Le nuove regole israeliane sulle ONG rischiano di lasciare Gaza senza aiuti sanitari

Le nuove regole di registrazione in Israele per le organizzazioni che forniscono aiuti umanitari alla popolazione di Gaza rischiano di lasciare centinaia di migliaia di persone senza assistenza sanitaria salvavita nel 2026, ha denunciato oggi Medici Senza Frontiere (MSF).

I nuovi requisiti rischiano di revocare la registrazione alle organizzazioni non governative internazionali (INGO) a partire dal 1° gennaio.

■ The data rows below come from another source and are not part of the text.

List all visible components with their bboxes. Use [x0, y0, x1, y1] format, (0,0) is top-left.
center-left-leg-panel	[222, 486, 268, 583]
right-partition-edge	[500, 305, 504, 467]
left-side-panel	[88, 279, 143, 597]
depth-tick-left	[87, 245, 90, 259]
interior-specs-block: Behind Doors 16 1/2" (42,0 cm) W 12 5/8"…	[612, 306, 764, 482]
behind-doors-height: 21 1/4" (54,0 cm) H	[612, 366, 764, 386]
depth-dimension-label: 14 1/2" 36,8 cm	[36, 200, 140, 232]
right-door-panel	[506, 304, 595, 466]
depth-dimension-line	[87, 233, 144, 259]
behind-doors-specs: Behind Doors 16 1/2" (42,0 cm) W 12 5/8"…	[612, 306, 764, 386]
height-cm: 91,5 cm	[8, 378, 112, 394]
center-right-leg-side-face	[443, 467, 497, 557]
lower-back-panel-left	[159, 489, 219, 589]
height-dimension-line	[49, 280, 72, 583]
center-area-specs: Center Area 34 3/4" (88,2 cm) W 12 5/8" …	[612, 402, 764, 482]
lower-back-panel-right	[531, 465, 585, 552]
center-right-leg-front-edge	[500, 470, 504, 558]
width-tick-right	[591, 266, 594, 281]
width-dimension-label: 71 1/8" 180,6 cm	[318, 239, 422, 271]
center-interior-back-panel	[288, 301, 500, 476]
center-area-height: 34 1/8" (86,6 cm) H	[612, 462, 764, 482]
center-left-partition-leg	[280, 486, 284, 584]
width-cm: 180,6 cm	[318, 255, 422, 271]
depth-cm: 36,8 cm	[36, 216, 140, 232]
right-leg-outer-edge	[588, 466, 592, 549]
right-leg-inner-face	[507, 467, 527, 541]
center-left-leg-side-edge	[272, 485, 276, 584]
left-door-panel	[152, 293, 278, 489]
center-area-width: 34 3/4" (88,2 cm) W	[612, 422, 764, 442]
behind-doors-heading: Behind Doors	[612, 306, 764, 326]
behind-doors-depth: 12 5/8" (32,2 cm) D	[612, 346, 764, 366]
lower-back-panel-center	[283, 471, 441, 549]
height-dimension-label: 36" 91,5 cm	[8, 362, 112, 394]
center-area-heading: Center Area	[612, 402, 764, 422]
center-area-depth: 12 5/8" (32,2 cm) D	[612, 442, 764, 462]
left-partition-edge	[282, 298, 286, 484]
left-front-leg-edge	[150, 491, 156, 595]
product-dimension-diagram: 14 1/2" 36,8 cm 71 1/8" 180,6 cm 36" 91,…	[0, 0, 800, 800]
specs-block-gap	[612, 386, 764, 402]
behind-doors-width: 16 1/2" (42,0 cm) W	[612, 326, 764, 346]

Questa mancata registrazione impedirebbe alle organizzazioni umanitarie di fornire servizi essenziali alla popolazione di Gaza e della Cisgiordania.

“Con il sistema sanitario di Gaza già distrutto, la perdita della possibilità di intervenire da parte di organizzazioni umanitarie indipendenti ed esperte rappresenterebbe un disastro per i palestinesi”, ha affermato MSF.

L’organizzazione benefica medica internazionale ha chiesto a Israele di garantire che le ONG internazionali possano mantenere e proseguire il loro lavoro a Gaza, dichiarando che la risposta umanitaria, già limitata, non può essere ulteriormente smantellata.

“Nell’ultimo anno, le équipe di MSF hanno curato centinaia di migliaia di pazienti e distribuito centinaia di milioni di litri d’acqua”, ha dichiarato oggi Pascale Coissard, coordinatrice delle emergenze di MSF per Gaza.

“Le équipe di MSF stanno cercando di espandere le attività e supportare il sistema sanitario di Gaza, ormai in crisi. Solo nel 2025, abbiamo effettuato quasi 800.000 visite ambulatoriali e gestito oltre 100.000 casi traumatologici e, se otterremo la registrazione, prevediamo di continuare a rafforzare le nostre attività nel 2026.”

Nel frattempo, oggi l’esercito israeliano ha ucciso tre persone in Libano in un attacco aereo su un’auto nel distretto di Sidone, 30 miglia a sud della capitale Beirut.

Gli israeliani hanno affermato di aver preso di mira i membri di Hezbollah.

Il Ministero della Salute di Gaza ha segnalato la morte di altre 12 persone tra domenica notte e lunedì. Il bilancio complessivo delle vittime palestinesi ha ora raggiunto almeno 70.937 persone.